I would say that mealworms are extremely easy. They are very forgiving insects and, although they prefer and grow faster at warmer temperatures, they will thrive no matter what. We’ve recently started selling ‘grow your own’ started kits on our website and we are eagerly waiting for pictures from people tagging us on Instagram with pictures of their first bug recipe! Farming crickets on the other hand, is quite labour intensive, they need temperature control and, of course they chirp a lot, especially at night!
5. What has been the general response from the public so far? Are people enthusiastic to try an insect-based diet?
Interest has definitely grown over the past few months. It looks like some people have fully embraced the idea, whilst others cannot overcome the ‘yuck’ effect. We had some PhD students visiting our farm a few weeks back; one student really wanted to try insects, but no matter how hard he tried, he could not get himself to put a worm in his mouth… fascinating! On the other hand we’ve had vegan and vegetarian guests that are open to the idea of entomophagy. The subject of vegan and vegetarian is very controversial. However, if the reason behind people’s choice are environmental, insect-eating is being considered as compatible with veganism in certain circles (so called ento-veganism). What we found is that, once people try insects once, they wonder what the fuss was all about! Mealworms in particular havea very tasty and nutty flavour, which is very hard to object to.
6. How close do you think we are to insects becoming a mainstream food source in the UK?
There have been many “insect products” hitting the shelves. Some contain as little as 0.01% insect powder, some are more plastic packaging than content. So yes, with clever and aggressive marketing there will be a growth in consumption. However, this is a far cry from being able to buy fresh insects from a local market or a local farm, which is the vision we are striving for.

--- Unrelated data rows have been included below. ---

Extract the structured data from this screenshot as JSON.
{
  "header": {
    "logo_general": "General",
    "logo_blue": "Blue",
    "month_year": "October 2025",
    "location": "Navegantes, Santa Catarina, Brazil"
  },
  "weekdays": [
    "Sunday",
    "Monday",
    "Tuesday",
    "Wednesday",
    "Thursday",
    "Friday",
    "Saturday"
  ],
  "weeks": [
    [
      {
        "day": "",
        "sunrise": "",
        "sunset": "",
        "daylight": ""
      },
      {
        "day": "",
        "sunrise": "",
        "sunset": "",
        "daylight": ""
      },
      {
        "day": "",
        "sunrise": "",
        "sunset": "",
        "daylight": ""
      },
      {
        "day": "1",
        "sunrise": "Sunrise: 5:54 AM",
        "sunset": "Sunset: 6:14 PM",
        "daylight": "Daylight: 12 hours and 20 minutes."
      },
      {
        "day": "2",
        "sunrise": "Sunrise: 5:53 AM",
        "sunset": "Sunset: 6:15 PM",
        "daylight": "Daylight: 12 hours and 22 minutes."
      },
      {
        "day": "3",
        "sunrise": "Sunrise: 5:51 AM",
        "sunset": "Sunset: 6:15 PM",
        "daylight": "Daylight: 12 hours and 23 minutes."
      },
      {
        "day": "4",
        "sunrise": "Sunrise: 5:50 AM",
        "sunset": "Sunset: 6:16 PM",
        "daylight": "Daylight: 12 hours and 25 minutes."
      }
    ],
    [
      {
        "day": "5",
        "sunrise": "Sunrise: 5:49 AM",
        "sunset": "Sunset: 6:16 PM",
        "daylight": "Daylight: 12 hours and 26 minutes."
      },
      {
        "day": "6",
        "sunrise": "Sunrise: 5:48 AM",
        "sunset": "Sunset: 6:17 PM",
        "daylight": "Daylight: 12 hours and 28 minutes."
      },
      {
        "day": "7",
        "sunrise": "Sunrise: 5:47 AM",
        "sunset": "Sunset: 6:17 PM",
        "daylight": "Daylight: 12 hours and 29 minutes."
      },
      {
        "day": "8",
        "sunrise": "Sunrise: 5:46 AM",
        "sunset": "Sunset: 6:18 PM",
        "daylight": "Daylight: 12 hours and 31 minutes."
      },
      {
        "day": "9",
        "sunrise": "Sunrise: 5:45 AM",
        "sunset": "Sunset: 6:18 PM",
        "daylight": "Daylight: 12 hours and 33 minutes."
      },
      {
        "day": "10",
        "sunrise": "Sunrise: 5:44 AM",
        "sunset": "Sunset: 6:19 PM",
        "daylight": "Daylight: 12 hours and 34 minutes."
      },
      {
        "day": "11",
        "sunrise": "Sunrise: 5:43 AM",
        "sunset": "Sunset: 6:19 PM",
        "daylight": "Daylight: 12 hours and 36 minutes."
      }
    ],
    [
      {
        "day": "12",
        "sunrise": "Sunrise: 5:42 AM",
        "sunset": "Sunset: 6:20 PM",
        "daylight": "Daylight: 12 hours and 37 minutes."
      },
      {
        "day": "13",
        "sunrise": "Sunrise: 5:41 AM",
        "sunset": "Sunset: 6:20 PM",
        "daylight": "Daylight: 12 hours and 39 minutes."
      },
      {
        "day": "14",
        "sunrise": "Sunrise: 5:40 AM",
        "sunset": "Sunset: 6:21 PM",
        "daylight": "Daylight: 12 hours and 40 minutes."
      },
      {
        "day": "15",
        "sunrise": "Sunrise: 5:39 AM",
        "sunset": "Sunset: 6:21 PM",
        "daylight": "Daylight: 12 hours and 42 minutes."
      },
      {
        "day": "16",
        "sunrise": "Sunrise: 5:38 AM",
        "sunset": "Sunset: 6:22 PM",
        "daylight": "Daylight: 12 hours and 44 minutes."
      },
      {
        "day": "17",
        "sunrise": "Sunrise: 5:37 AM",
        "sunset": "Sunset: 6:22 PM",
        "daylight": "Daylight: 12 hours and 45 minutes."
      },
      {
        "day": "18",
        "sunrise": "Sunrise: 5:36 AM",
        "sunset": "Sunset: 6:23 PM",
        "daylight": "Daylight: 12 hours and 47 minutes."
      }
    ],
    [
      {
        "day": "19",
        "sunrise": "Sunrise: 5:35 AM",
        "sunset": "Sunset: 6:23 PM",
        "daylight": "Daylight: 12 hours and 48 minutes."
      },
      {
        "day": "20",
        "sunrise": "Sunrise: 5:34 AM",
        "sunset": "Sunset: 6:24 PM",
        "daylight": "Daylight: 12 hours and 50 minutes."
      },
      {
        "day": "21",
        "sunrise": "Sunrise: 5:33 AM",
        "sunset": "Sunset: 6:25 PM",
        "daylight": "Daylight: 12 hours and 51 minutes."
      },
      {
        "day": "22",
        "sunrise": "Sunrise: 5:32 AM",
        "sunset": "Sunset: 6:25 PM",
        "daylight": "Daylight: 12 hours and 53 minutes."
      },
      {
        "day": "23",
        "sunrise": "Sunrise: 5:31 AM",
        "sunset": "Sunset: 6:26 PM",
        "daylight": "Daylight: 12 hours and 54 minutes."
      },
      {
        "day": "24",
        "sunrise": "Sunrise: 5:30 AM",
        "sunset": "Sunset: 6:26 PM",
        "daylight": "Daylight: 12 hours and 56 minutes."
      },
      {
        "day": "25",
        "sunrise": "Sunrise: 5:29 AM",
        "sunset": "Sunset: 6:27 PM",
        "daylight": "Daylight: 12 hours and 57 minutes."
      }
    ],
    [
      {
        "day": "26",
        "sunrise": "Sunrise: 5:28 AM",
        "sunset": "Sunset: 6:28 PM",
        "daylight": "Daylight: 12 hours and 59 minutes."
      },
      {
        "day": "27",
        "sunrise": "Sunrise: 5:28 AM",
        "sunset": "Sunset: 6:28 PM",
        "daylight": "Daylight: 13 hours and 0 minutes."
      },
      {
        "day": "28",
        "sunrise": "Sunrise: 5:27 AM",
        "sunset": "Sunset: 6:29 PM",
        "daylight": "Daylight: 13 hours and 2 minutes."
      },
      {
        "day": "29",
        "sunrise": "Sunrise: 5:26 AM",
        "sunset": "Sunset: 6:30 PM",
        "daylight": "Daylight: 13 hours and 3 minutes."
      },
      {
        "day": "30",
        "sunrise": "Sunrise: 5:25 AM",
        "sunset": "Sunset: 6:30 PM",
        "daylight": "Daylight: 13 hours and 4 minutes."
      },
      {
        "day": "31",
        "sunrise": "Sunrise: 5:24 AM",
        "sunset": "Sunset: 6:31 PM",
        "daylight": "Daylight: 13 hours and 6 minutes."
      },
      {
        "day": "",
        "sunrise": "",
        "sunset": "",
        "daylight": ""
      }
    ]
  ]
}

We think there is a real world-changing potential for lots of people like us to produce proteins serving their local community, shortening the supply chain, avoiding the need for freeze drying, post processing, packaging and other practices with a heavy environmental impact.
7. What are your plans for the future of Horizon Edible Insects?
We will continue to promote our concept of developing an ‘insect urban farming movement’ made of like-minded people for which sustainability is so much more than a mere marketing tool. For now, we are a lone voice, but we hope to get more people farming locally and prevent globalization of this industry. Sadly, we have already seen recent EFSA Novel Food regulations, favouring global firms by imposing the submission of an expensive individual application process, to prove each insect species is safe. This application process includes a data protection provision by which the applicant is allowed 5 years proprietary protection of its data. This means that the big players, which have been able to submit applications, will have 5 years exclusivity on the sale of certain species. We look at it as a patent on food, which is outrageous, if we think that insects are have been consumed for millions of years by billions of people in the world!